POPPING CORN KERNELS off the cob without benefit of a knife involves more skill than I would’ve guessed—though by now, after a month of trading English classes for cooking classes with Doña Ludy, I should be used to this.

My thumbs hurt—I can’t seem to get the right angle. My 11-year-old niece, Montse, has resorted to pulling off each kernel individually. Meanwhile, Doña Ludy runs her thumb over the cobs and the kernels seem to leap willingly into her cupped palm. I’ve never seen her make a less-than-graceful movement–but then again, I’ve never seen her out of her element.

A corn cob shoots out of my hand and across the table and we all giggle.

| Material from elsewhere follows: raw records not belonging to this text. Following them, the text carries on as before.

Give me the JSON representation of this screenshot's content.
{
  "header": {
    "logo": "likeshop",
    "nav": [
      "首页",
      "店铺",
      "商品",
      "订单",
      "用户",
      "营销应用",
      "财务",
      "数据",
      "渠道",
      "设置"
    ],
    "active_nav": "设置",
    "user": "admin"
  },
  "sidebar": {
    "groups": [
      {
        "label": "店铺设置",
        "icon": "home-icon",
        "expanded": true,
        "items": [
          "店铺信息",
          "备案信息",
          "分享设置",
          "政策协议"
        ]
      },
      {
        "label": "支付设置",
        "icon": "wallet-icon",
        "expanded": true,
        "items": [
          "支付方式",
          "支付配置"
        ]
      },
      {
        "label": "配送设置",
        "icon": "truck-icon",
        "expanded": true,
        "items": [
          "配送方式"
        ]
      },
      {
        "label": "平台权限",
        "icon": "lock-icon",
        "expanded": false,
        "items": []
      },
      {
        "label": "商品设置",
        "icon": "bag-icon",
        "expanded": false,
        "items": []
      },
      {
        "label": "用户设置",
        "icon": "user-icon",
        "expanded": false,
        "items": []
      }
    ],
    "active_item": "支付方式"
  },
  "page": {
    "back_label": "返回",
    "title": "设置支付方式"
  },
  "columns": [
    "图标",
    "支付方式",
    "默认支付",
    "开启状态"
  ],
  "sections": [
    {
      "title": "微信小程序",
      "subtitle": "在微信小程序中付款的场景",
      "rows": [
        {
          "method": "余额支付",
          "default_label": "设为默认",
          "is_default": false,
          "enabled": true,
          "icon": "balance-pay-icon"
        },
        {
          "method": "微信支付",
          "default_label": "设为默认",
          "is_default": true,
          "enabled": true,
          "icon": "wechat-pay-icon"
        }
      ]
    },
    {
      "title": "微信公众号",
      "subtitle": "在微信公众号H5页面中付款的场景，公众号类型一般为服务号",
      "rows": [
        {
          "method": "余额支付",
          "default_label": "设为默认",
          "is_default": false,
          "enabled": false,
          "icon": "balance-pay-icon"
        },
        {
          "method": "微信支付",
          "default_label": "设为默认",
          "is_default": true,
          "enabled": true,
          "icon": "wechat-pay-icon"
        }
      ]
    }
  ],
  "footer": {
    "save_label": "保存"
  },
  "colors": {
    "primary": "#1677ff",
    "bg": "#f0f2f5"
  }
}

I’m happy to be the clumsy gringa if it makes Montse laugh—she’s grown so quiet and serious in the past year, but here in Teotitlan she seems more relaxed.

Doña Ludy has a lovely way of using Montse’s name every time she addresses her: How are you, Montse? Would you like some water, Montse? At home she’s always “Negra” or “China” or “¡esa chamaca!” and while I don’t know for certain that it bothers her, I think it has to be a relief to hear her actual name. Just one more reason to be grateful to Doña Ludy.

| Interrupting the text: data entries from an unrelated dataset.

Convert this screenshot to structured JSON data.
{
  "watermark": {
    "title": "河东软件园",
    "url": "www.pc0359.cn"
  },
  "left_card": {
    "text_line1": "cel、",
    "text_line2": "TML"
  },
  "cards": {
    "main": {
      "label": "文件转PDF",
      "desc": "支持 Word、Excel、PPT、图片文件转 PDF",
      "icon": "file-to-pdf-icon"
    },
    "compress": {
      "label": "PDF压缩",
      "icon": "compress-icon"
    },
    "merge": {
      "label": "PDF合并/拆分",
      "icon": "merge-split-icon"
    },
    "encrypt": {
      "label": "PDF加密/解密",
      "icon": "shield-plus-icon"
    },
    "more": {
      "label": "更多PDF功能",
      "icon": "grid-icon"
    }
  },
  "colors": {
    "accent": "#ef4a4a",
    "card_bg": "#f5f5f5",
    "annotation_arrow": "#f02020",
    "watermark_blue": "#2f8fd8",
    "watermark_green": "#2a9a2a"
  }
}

So here we are, I think. For all intents and purposes, each of us is from a different world: Doña Ludy can trace her family back for thirteen generations to this very place. She can speak the language her great-great-grandparents spoke.

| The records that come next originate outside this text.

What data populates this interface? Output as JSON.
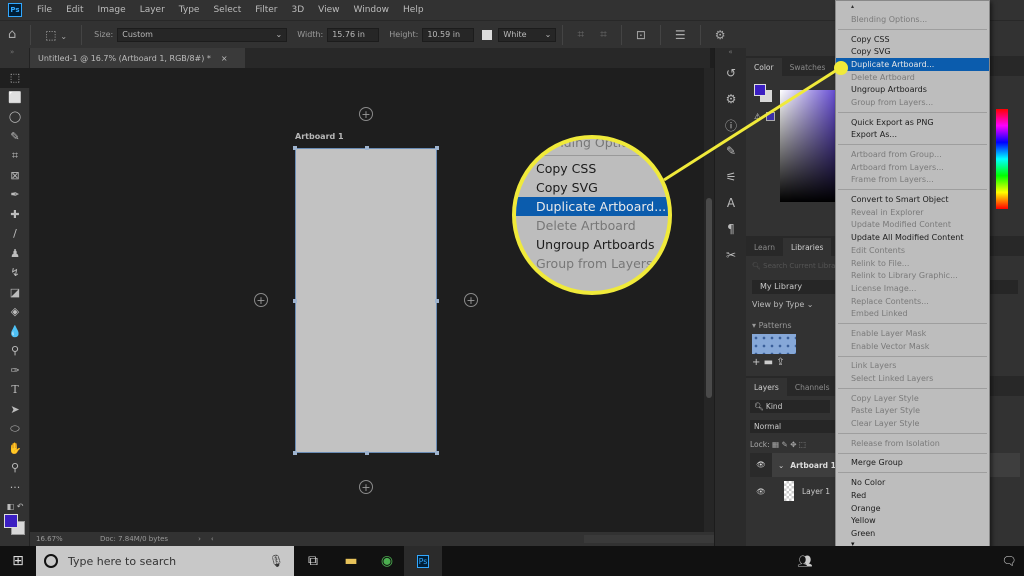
{
  "app": {
    "logo": "Ps"
  },
  "menubar": [
    "File",
    "Edit",
    "Image",
    "Layer",
    "Type",
    "Select",
    "Filter",
    "3D",
    "View",
    "Window",
    "Help"
  ],
  "options": {
    "size_label": "Size:",
    "size_value": "Custom",
    "width_label": "Width:",
    "width_value": "15.76 in",
    "height_label": "Height:",
    "height_value": "10.59 in",
    "fill_value": "White"
  },
  "document": {
    "tab_title": "Untitled-1 @ 16.7% (Artboard 1, RGB/8#) *",
    "close": "×",
    "artboard_label": "Artboard 1",
    "zoom_level": "16.67%",
    "doc_info": "Doc: 7.84M/0 bytes"
  },
  "colors": {
    "foreground": "#3b1fc2",
    "background": "#d8d8d8",
    "highlight": "#0b5cad",
    "callout": "#f0ea3a"
  },
  "panels": {
    "color_tabs": [
      "Color",
      "Swatches"
    ],
    "library_tabs": [
      "Learn",
      "Libraries"
    ],
    "library_search_placeholder": "Search Current Library",
    "library_name": "My Library",
    "view_by": "View by Type",
    "patterns_label": "Patterns",
    "layer_tabs": [
      "Layers",
      "Channels"
    ],
    "kind_filter": "Kind",
    "blend_mode": "Normal",
    "lock_label": "Lock:",
    "layers": [
      {
        "name": "Artboard 1",
        "type": "artboard"
      },
      {
        "name": "Layer 1",
        "type": "layer"
      }
    ]
  },
  "context_menu": {
    "groups": [
      [
        {
          "label": "Blending Options...",
          "enabled": false
        }
      ],
      [
        {
          "label": "Copy CSS",
          "enabled": true
        },
        {
          "label": "Copy SVG",
          "enabled": true
        },
        {
          "label": "Duplicate Artboard...",
          "enabled": true,
          "selected": true
        },
        {
          "label": "Delete Artboard",
          "enabled": false
        },
        {
          "label": "Ungroup Artboards",
          "enabled": true
        },
        {
          "label": "Group from Layers...",
          "enabled": false
        }
      ],
      [
        {
          "label": "Quick Export as PNG",
          "enabled": true
        },
        {
          "label": "Export As...",
          "enabled": true
        }
      ],
      [
        {
          "label": "Artboard from Group...",
          "enabled": false
        },
        {
          "label": "Artboard from Layers...",
          "enabled": false
        },
        {
          "label": "Frame from Layers...",
          "enabled": false
        }
      ],
      [
        {
          "label": "Convert to Smart Object",
          "enabled": true
        },
        {
          "label": "Reveal in Explorer",
          "enabled": false
        },
        {
          "label": "Update Modified Content",
          "enabled": false
        },
        {
          "label": "Update All Modified Content",
          "enabled": true
        },
        {
          "label": "Edit Contents",
          "enabled": false
        },
        {
          "label": "Relink to File...",
          "enabled": false
        },
        {
          "label": "Relink to Library Graphic...",
          "enabled": false
        },
        {
          "label": "License Image...",
          "enabled": false
        },
        {
          "label": "Replace Contents...",
          "enabled": false
        },
        {
          "label": "Embed Linked",
          "enabled": false
        }
      ],
      [
        {
          "label": "Enable Layer Mask",
          "enabled": false
        },
        {
          "label": "Enable Vector Mask",
          "enabled": false
        }
      ],
      [
        {
          "label": "Link Layers",
          "enabled": false
        },
        {
          "label": "Select Linked Layers",
          "enabled": false
        }
      ],
      [
        {
          "label": "Copy Layer Style",
          "enabled": false
        },
        {
          "label": "Paste Layer Style",
          "enabled": false
        },
        {
          "label": "Clear Layer Style",
          "enabled": false
        }
      ],
      [
        {
          "label": "Release from Isolation",
          "enabled": false
        }
      ],
      [
        {
          "label": "Merge Group",
          "enabled": true
        }
      ],
      [
        {
          "label": "No Color",
          "enabled": true
        },
        {
          "label": "Red",
          "enabled": true
        },
        {
          "label": "Orange",
          "enabled": true
        },
        {
          "label": "Yellow",
          "enabled": true
        },
        {
          "label": "Green",
          "enabled": true
        }
      ]
    ]
  },
  "magnifier": {
    "items": [
      {
        "label": "Blending Options...",
        "enabled": false
      },
      {
        "label": "Copy CSS",
        "enabled": true
      },
      {
        "label": "Copy SVG",
        "enabled": true
      },
      {
        "label": "Duplicate Artboard...",
        "enabled": true,
        "selected": true
      },
      {
        "label": "Delete Artboard",
        "enabled": false
      },
      {
        "label": "Ungroup Artboards",
        "enabled": true
      },
      {
        "label": "Group from Layers...",
        "enabled": false
      }
    ]
  },
  "taskbar": {
    "search_placeholder": "Type here to search"
  }
}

Montse is the first generation of her family to be born in the city, and she’s one hundred percent a city girl: cell phone, hair gel, the works.

And me, a patchwork of European heritages from the American suburbs, by some lucky combination of coincidence and choice, making a life here in Oaxaca.

Here we are.

When we’ve finally finished separating all the corn from the cobs, Doña Ludy dumps it into the blender, covers it with water, and hits “puree.” She told me once that her mother-in-law refuses to use a blender, or to allow anyone to use one in her presence: she’s afraid it will explode. She does all her grinding on the metate, and doesn’t speak Spanish. Another world.

The soup heats up on the stove. Soon we’ll eat sopa de elote—corn, squash, and the herbs chepil and chepiche, all grown right here—a dish Doña Ludy’s great-great-grandmothers probably prepared, and their great-great-grandmothers before them.